In Urdu, Shahdara means ‘door of kings’. The origin of the name lies in two Persian words: ‘Shah’ meaning kings and ‘Dara’ meaning a door. There is another legend: “Shahdara has originated from ‘shahi dara or dariya’. It was near a ‘dariya’ — Yamuna river, and goods came to Delhi through this river. In fact, there are other places in India which were named Shahdara as well because of the same reason.
There were five brothels in Delhi earlier. Garstin, a British commissioner, unified them into one red-light area. It was named after him: Garstin Bastion Road/GB Road. “GB Road was named after Garstin. It was a place where ‘mujras’ happened. In fact, there were three places to view mujras from, for different classes- Qutub Road for lower, GB Road for middle and Chawri Bazaar for the higher classes,” says Satish Sundra, a shop owner.
According to the legend of Ala-ud-Din Khilji’s war exploits, the name Siri given to the fort was because the foundation of the fort was built on severed heads (‘sir’ means head in Hindi) of about 8,000 Mongol soldiers killed in the war.“Khilji defeated the Mongols. The soldiers were beheaded, and their heads were used in the foundation of the Siri Fort. The remains of the fort still remain for all to see”, says Om Prakash Tanwar, owner, Siri Fort Associates.
Named after the boatsmen of the Mughal era, ‘Balli’ is a hindi word meaning ‘oars of a boat’ and ‘Maran’ means ‘the act of steering oars’. “In Mughal era, boats were used for transportation between Red Fort and Fatehpuri mosque. However, in what is now Ballimaran, streets were too small for a boat to navigate. That is why ballis were used instead. And that’s how Ballimaran got its name”, says Muhammed Masir, 61, president, RWA Ballimaran.

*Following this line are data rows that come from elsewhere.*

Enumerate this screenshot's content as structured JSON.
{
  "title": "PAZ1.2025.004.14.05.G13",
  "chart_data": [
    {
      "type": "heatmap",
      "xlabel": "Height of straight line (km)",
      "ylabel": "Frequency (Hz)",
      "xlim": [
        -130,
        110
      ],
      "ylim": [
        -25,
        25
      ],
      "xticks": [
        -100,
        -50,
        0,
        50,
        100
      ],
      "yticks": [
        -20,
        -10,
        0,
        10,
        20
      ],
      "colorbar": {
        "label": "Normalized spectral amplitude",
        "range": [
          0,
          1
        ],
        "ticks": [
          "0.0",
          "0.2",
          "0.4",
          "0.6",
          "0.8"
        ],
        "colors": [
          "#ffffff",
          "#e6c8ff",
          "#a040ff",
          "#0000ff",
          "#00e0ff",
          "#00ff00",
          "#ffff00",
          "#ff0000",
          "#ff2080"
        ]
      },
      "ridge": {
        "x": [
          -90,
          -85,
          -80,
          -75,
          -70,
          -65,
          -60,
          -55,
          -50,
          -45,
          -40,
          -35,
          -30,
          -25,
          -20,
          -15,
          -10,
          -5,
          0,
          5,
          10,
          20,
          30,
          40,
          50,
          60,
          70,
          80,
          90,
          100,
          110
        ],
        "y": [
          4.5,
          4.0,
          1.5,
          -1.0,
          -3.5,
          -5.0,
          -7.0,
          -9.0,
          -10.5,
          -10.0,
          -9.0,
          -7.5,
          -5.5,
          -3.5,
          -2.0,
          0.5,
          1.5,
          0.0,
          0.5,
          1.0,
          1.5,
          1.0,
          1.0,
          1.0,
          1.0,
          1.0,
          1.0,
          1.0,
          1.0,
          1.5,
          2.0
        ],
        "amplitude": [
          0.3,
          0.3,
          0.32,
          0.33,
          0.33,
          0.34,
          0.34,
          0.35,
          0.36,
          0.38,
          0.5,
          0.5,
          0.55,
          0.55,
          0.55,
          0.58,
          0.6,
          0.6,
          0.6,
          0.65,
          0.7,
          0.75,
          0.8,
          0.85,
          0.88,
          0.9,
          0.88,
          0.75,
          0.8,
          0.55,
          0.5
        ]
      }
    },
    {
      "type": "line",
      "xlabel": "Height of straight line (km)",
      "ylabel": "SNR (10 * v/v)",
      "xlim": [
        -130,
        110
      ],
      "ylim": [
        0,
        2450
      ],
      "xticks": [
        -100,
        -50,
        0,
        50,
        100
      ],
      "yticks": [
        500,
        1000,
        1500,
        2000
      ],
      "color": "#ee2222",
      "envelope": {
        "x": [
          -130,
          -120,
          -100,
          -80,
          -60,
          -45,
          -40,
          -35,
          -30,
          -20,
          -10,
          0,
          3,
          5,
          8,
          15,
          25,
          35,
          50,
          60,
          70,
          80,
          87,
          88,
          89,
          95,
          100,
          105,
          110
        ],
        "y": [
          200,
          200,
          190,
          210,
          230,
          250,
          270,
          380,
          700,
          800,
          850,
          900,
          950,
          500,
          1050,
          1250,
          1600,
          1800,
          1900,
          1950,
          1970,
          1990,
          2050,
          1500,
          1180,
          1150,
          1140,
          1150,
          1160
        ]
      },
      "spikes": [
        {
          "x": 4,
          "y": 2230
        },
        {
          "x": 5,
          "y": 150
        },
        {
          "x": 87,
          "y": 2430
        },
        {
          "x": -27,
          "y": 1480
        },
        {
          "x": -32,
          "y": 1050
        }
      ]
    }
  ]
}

Mehrauli was earlier known as Mihirawali, which means ‘Home of Mihir’, and was founded by King Mihir Bhoja of the Gurjara-Pratihara Dynasty. Another legend is that the name Mehrauli is attributed to Mehrawali Mai (Mehr means Blessings), whose temple is right next to Bhool Bhulaiyya (Adam Khan’s tomb), as one enters Mehrauli. “The Muslims in Mehrauli believe that the name comes from Mehr-e-wali, where ‘mehr’ means blessings and ‘wali’ is an Arabic word meaning ‘custodian’, ‘protector’ or ‘helper’ — thus, a holy man. However, the Hindus here attribute the name to ‘Mehrawali Mai’,” says Raman Lamba, SHO, Mehrauli.